Numerous AZTEC customers have multiple issues, one of which is the expense of elliptic curve cryptography on Ethereum. AZTEC uses elliptic curve cryptography extensively. It serves as the basis for its protocol. The private transactions that AZTEC makes possible are written in elliptic curve arithmetic. Furthermore, it is an annoyingly costly language. Any transaction that is processed by the Ethereum protocol is subject to a gas cost, the amount of which is directly proportional to the amount of time it takes to complete the transaction. This increases the cost of smart contracts that validate zero-knowledge proofs.
To counteract this, the Ethereum protocol provides a small number of precompiled ‘smart contracts’ that execute elliptic curve arithmetic. These are not smart contracts in the conventional sense, as the Ethereum node executing the transaction executes a hard-coded algorithm when prompted. Compiling these algorithms into machine code makes them significantly faster than understanding a program represented as opcodes for the Ethereum Virtual Machine (EVM).
In most cases, the gas cost of these precompiles is significantly lower than that of an analogous implementation of their logic in the form of a standard smart contract by more than an order of magnitude. Validating zero-knowledge cryptography within an Ethereum smart contract remains an expensive proposition. This presents an issue. However, there is an EIP now under development by AZTEC that will cut down on the amount of money that these precompiles cost for gas. How may the expense of this issue be decreased without protocol upgrades? This is where Weierstrudel comes into play.
What Exactly Is Weierstrudel?
Weierstrudel is a smart contract that conducts elliptic curve scalar multiplication on the short Weierstrass curve y² = x³ + 3, which is the same curve as is used by the precompile and AZTEC. More specifically, it engages in the process of repeated scalar multiplication. If you need to perform many multiplications, you will have to do them one at a time because the precompile only allows you to multiply one point by one scalar at a time.
Weierstrudel is a high-performance smart contract that conducts elliptic curve scalar multiplication on the compact Weierstrass 254-bit Barreto-Naehrig curve. This smart contract was formerly utilized by ZCash and is now accessible as a precompile smart contract in the AZTEC protocol. The contract stipulates the multiplication of up to 15 elliptic curve points by up to 15 distinct scalars.

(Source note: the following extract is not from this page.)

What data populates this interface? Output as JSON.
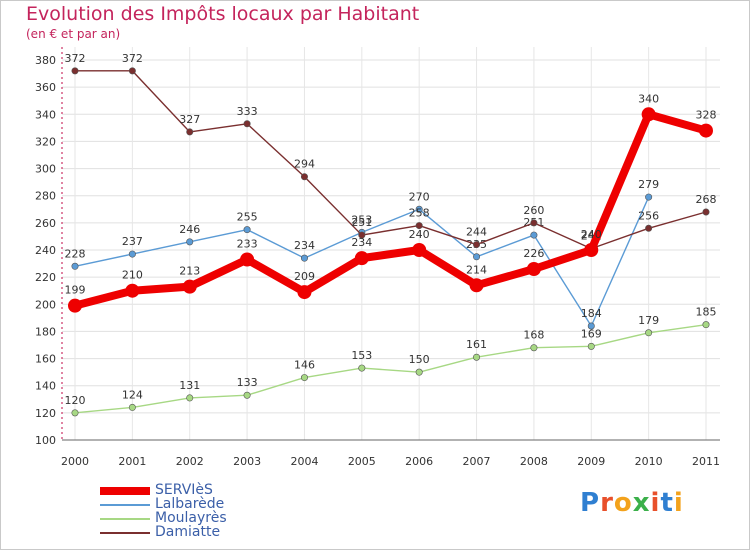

40,000 gas are required to complete the current gas schedule for the scalar multiplication precompile smart contract on Ethereum. Weierstrudel is a considerably more effective method than the precompile contract for multiplying by more than one point. The entire Weierstrudel program is written in Huff, which is a low-level domain-specific language that can be compiled to opcodes for the Ethereum Virtual Machine.
The Cost & Efficiency Of Weierstrudel
Weierstrudel is marginally more expensive when applied to a single point on an elliptic curve. But who needs to multiply only a single insignificant point? Not the AZTEC protocol. That much is certain. Weierstrudel becomes considerably more efficient when multiple points are combined, around 45% more efficient at the extreme.
Weierstrudel delivers savings ranging from 15 to 40% for typical use scenarios. It should cut the gas expenses of AZTEC’s smart contract verifiers by 15 to 20% once completed. Obviously, certain restrictions apply: the algorithm requires additional development and testing before it is ready for prime time, and a few more optimizations must be made.
It is also limited to 15 points; any more would cause the method to exceed the EVM’s maximum stack depth. You must additionally submit 1 wei to the smart contract if you do not want it to throw an error. This is the case for a reason. The method requires the integer 1 approximately 500 times each execution, and the callvalue opcode is 1 gas less expensive than push1(0x01). Weierstrudel is also handy for zk-SNARK verifiers, despite the fact that zk-SNARK gas costs are more heavily weighted toward bilinear pairings, which this thing does not do…yet.
Optimized EVM Assembly Programming With Huff
This previously described language is Huff. It is composed of composable chunks including EVM assembly and other macros. It also allows a rudimentary type of templating in which macro invocations can receive format parameters that are macros. It permits the decomposition of complex algorithms into macros that can then be extensively evaluated.
However, it lacks variables, functions, and around 90% of the syntactic sugar of more complex languages. Still, it may be useful for those who wish to build highly efficient EVM code, albeit at the cost of making your development experience resemble an Edvard Munch painting.
The Way Forward
Essentially, that’s it. If you are interested in viewing a version of Weierstrudel that has been deployed, you should look for one on Ropsten. Because it uses bit shift opcodes, the main network must first fork to Constantinople before it can function there. Weierstrudel is open-source software that is released under the LGPL-3.0 license, thus, you are free to use it in any of your projects if you so choose. However, AZTEC would advise caution until it has validated Weierstrudel’s Huff macros fully.